Pourtant, dans la réalisation de leurs contrôles, les agents doivent faire face à plusieurs difficultés dont la plus grande est celle de ne jamais arrêter le flux de marchandises. Avec près de 76,2 millions de voyageurs en 2019 (+ 5,4 % par rapport à 2018) à l’aéroport de Paris-Charles de Gaulle, difficile pour les unités de contrôler l’ensemble des passagers et leurs bagages à l’arrivée. Même son de cloche du côté de l’aéroport Lyon-Saint-Exupéry qui enregistre le plus grand nombre de voyageurs sur la région lyonnaise avec 11,74 millions d’individus en 2019 (+ 6,4 % par rapport à 2018).



Face à l’augmentation constante du flux de passagers et compte tenu du nombre de douaniers (53 à l’aéroport de Lyon Saint-Exupéry), le « flair du douanier » relève de son importance, comme l’explique Céline Bourgon, responsable de la brigade des douanes de surveillance de l’aéroport lyonnais. D’où l’utilité de procéder à des ciblages, que ce soit en fonction de la provenance d’un vol ou de l’attitude d’un passager « il faut qu’on soit assez efficace. On peut retenir la personne le temps nécessaire au contrôle puis à la rédaction de la procédure » confie l’officier, même si ces opérations doivent être faites dans un laps de temps assez court « tant qu’il n’y a pas de mesures coercitives exercées à son encontre et qu’elle n’est pas placée en retenue douanière, on n’a pas le droit de retenir les gens. Ils sont libres et sans contraintes », explique-t-elle.

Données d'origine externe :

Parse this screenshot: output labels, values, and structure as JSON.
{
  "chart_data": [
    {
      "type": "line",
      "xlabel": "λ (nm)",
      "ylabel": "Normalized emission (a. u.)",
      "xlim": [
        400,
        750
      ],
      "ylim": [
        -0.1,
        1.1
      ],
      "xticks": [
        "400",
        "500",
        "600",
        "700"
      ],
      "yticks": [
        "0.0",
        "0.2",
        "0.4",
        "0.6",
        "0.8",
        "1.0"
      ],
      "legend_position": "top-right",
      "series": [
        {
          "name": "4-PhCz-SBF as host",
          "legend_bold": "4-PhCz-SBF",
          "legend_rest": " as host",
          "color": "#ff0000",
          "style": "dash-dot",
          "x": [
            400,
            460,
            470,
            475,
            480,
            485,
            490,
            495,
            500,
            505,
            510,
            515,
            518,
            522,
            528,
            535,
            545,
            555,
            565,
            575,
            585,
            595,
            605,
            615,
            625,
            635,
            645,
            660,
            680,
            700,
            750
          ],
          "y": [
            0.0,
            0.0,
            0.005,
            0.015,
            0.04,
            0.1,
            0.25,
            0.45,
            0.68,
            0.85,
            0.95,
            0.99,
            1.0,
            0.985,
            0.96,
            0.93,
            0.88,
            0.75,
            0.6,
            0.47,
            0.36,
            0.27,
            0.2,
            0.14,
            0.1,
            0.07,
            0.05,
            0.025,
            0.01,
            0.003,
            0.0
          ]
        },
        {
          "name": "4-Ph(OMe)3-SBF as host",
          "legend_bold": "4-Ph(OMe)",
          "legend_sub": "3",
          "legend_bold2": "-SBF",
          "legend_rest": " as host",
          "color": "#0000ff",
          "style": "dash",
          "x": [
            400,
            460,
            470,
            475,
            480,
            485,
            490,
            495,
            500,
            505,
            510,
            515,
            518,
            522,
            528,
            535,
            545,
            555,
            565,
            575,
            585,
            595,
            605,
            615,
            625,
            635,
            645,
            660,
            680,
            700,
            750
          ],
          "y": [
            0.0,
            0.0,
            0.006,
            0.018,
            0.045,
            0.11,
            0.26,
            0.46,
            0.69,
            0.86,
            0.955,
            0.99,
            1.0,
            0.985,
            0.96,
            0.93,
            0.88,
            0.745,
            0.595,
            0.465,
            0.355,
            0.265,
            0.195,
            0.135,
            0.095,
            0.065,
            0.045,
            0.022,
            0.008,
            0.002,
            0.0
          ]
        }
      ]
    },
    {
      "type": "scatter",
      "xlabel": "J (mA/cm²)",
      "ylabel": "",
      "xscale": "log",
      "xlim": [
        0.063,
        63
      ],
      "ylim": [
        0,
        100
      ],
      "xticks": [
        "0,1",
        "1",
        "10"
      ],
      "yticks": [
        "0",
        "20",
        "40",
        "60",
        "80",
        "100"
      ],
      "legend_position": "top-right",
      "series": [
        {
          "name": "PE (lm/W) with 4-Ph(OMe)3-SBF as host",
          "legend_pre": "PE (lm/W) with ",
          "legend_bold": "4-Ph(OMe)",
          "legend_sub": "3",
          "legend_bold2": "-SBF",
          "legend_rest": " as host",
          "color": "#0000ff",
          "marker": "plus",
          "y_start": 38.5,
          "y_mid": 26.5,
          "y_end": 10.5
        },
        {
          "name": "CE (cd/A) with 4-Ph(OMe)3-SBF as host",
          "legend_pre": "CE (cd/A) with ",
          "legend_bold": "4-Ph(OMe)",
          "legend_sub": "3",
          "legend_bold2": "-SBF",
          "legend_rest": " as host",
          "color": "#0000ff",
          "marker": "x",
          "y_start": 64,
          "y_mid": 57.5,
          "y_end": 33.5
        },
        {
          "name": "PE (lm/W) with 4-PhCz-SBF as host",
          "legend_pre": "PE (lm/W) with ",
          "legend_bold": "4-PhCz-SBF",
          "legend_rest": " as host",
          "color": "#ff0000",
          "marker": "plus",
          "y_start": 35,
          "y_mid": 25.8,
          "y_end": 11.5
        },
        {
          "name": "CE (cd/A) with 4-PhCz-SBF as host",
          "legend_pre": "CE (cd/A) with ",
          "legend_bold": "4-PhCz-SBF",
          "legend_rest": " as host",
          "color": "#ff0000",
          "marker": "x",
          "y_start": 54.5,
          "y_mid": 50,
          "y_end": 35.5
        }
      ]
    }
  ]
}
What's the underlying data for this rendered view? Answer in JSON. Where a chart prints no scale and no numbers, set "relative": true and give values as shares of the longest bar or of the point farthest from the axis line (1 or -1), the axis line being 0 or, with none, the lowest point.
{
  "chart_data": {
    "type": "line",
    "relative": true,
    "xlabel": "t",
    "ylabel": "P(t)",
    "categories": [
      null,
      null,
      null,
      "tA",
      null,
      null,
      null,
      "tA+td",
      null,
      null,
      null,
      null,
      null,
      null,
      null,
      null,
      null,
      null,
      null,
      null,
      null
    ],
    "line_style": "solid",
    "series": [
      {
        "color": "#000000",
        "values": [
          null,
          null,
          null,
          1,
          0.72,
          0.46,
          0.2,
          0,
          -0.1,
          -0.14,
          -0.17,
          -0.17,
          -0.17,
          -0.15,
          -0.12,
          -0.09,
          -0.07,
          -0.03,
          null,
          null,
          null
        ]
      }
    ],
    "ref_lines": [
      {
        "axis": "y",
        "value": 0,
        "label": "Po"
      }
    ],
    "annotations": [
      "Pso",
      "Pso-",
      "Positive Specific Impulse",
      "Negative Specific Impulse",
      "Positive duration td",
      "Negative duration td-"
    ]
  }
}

Le carbone 14 comme repère face à l’ivoire illégal


Malgré les efforts déployés pour contrer le trafic d’espèces sauvages dont l’ivoire peut rapporter gros à ceux qui y prennent part, les organes de contrôle et notamment les douaniers ne sont pas toujours armés comme il se doit. Il faut dire que face au nombre important d’espèces inscrites aux annexes de la CITES - près de 35 000 -, difficile de vérifier d’un seul coup d'œil la légalité ou non de la détention d’un spécimen. Les ONG actives dans la défense des espèces sauvages sont d’ailleurs largement pour une amélioration dans l’établissement de ces listes afin de déterminer ce qui est légal de ce qui ne l’est pas. « On demande le retour de listes positives qui permettent de vérifier plus facilement quelles espèces sont autorisées. Ainsi, ça aiderait bien mieux les autorités de savoir par exemple que ces cent spécimens sont autorisés plutôt que d’avoir une liste avec 35 000 noms » confie Lionel Hachemin, chargé de campagne dans le domaine du trafic d’espèces sauvages au sein de l’ONG IFAW (Fonds International pour la protection des animaux sauvages).


« La législation sur l'ivoire, c'est assez compliquée »

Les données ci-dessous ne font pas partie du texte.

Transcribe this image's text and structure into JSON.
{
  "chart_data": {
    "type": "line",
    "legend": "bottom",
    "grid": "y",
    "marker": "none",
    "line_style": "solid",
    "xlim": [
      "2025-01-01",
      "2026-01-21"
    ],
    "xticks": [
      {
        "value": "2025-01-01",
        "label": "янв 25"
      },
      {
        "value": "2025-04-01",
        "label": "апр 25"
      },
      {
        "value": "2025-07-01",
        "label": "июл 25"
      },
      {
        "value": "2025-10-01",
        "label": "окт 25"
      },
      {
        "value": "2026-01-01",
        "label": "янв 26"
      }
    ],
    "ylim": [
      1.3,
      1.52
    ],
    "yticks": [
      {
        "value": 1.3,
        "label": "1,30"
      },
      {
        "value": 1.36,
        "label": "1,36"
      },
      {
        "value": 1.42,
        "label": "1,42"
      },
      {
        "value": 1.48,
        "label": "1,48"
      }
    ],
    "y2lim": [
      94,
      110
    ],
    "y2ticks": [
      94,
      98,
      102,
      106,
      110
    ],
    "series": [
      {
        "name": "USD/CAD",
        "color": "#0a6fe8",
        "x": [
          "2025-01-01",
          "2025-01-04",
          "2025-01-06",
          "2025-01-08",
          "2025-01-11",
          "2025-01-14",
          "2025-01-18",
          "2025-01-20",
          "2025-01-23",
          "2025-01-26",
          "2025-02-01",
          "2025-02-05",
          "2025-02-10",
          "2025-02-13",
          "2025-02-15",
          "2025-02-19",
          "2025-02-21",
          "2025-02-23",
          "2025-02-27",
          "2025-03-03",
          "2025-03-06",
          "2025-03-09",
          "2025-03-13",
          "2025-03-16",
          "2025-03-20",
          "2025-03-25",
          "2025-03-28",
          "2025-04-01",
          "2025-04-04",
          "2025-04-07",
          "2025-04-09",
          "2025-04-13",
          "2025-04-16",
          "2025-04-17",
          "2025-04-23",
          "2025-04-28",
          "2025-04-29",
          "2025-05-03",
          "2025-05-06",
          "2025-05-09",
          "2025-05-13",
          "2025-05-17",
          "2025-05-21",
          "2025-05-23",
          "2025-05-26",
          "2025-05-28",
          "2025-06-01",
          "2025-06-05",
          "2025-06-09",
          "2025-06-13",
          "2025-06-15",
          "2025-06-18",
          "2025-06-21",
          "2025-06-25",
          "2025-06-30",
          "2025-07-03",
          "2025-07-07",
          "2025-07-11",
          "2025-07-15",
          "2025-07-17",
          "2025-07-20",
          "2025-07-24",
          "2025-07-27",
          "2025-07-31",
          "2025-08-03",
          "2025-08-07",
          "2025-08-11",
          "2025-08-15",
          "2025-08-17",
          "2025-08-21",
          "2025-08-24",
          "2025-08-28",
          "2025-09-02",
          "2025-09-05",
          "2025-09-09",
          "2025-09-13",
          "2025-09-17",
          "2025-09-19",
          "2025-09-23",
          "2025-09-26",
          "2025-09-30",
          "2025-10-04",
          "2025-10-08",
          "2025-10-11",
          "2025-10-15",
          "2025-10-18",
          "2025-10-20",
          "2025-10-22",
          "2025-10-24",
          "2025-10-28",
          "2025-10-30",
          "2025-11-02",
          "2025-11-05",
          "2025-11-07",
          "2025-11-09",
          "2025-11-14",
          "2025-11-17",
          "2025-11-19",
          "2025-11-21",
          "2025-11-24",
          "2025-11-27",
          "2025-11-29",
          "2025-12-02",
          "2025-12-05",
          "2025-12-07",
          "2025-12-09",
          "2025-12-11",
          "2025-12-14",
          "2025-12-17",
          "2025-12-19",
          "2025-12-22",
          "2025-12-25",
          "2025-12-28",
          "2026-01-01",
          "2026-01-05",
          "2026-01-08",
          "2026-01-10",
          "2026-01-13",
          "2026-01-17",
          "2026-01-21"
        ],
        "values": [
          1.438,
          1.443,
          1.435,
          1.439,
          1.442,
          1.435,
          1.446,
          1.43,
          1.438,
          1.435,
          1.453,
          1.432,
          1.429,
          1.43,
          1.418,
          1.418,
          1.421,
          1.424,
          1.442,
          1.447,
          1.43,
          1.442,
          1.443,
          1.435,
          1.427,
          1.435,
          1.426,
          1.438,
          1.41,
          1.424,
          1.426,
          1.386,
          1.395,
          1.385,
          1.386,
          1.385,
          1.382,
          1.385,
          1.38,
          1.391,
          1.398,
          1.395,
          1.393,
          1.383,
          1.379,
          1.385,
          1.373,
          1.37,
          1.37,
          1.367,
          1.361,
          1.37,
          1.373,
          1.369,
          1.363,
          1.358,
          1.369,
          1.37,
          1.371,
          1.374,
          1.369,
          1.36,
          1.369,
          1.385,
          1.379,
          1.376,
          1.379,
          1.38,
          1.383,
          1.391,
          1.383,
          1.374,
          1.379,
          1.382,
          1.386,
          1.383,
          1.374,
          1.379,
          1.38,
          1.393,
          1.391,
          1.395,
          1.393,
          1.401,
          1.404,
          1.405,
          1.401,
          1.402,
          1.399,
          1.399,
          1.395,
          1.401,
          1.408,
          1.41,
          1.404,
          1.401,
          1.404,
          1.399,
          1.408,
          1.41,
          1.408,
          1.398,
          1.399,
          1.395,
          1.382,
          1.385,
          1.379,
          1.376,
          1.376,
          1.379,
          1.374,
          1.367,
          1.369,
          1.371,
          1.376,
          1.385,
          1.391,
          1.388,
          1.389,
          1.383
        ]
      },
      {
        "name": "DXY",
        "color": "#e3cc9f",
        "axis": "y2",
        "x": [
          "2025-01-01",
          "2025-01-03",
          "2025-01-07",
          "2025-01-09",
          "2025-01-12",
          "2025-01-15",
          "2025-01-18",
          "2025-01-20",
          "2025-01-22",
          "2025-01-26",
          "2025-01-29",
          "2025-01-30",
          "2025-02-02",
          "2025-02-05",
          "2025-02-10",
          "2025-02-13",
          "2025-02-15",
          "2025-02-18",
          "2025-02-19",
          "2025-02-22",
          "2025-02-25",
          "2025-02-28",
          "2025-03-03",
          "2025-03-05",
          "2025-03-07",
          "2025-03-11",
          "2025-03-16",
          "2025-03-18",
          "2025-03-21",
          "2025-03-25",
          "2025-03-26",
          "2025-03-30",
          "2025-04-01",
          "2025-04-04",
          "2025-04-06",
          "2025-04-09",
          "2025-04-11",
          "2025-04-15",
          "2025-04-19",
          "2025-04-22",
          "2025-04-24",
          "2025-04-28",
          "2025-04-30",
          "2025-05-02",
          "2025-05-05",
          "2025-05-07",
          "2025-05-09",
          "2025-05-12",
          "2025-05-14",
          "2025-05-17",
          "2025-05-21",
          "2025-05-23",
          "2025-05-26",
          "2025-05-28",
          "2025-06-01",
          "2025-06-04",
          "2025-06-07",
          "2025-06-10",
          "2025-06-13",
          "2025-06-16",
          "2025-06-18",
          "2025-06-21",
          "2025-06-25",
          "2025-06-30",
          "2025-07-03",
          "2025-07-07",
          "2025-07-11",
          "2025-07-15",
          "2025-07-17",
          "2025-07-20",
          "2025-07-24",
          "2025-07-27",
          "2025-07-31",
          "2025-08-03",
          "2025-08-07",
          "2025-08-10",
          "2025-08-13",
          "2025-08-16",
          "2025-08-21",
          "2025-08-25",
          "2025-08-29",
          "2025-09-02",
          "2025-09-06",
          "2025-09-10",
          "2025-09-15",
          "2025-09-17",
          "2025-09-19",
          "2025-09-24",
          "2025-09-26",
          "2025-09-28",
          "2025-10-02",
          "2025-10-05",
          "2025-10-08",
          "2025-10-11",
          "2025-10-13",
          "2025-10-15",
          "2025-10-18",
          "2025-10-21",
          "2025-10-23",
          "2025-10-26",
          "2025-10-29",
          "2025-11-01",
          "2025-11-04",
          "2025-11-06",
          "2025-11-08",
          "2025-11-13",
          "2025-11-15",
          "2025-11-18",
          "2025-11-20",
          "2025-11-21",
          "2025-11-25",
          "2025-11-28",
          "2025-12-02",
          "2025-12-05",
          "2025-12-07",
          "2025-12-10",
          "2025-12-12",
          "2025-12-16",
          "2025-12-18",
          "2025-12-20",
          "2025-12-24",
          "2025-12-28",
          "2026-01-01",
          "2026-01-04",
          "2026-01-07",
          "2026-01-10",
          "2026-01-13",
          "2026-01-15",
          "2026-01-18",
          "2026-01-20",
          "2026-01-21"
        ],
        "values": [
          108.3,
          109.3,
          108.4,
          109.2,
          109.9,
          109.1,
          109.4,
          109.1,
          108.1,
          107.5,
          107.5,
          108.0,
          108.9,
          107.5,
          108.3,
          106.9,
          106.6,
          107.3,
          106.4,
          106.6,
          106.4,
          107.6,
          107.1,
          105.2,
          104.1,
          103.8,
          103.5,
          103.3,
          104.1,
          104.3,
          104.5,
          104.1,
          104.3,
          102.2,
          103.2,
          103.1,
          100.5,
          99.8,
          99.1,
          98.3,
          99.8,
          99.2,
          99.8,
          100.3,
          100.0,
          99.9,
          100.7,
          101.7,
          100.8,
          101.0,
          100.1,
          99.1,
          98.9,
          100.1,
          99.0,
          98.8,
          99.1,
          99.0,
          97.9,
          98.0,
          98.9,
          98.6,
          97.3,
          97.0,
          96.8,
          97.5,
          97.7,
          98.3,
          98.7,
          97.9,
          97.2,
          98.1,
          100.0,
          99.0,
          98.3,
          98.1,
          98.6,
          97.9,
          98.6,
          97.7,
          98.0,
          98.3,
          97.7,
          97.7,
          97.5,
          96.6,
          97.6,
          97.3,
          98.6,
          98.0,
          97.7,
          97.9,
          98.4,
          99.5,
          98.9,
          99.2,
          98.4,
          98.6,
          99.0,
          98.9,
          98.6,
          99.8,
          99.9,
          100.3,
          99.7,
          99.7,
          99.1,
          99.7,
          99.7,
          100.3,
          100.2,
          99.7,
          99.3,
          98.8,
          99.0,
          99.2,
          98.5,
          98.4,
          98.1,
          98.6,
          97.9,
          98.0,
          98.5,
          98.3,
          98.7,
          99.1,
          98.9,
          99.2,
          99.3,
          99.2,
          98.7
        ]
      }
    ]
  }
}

Céline Bourgon - responsable de la brigade des douanes de surveillance de l’aéroport Lyon-Saint-Exupéry.


Ce constat est d’autant plus vrai concernant l’ivoire. Alors qu’il n’y a pas d’uniformisation claire, que ce soit au niveau européen ou international, parvenir à savoir si une défense ou un objet sculpté en ivoire est légal s’avère compliqué « il faut faire la différence entre l’ivoire sculpté et le non-sculpté, celui importé avant 1947 et tout ce qui est importé avant la mise en place de la Convention de Washington en 1973. C’est assez compliqué » rapporte Céline Bourgon.

Afin de laisser aucune place au doute, la science permet de dater avec le plus d'exactitude possible certains objets. Pour ce faire, la technique de la datation au carbone 14 est utilisée, comme c’est le cas au CIRAM, à Bordeaux, pionnier en France en la matière.



Reste qu’aujourd’hui, la datation au carbone 14 n’est réalisée que pour un nombre infime d'affaires. En effet, procéder à un tel test a un coût qui avoisine bien souvent les 600 euros, or il n’est pas raisonnable de procéder de cette manière dans chaque affaire. Force est de constater qu’afin de limiter au maximum l’importation d’objets en ivoire, brut ou travaillé, un vrai travail de sensibilisation est nécessaire dans les pays d’origine de cette substance osseuse « il faut montrer aux populations locales de l’intérêt pour elles de voir les éléphants vivants plutôt que morts » juge Lionel Hachemin.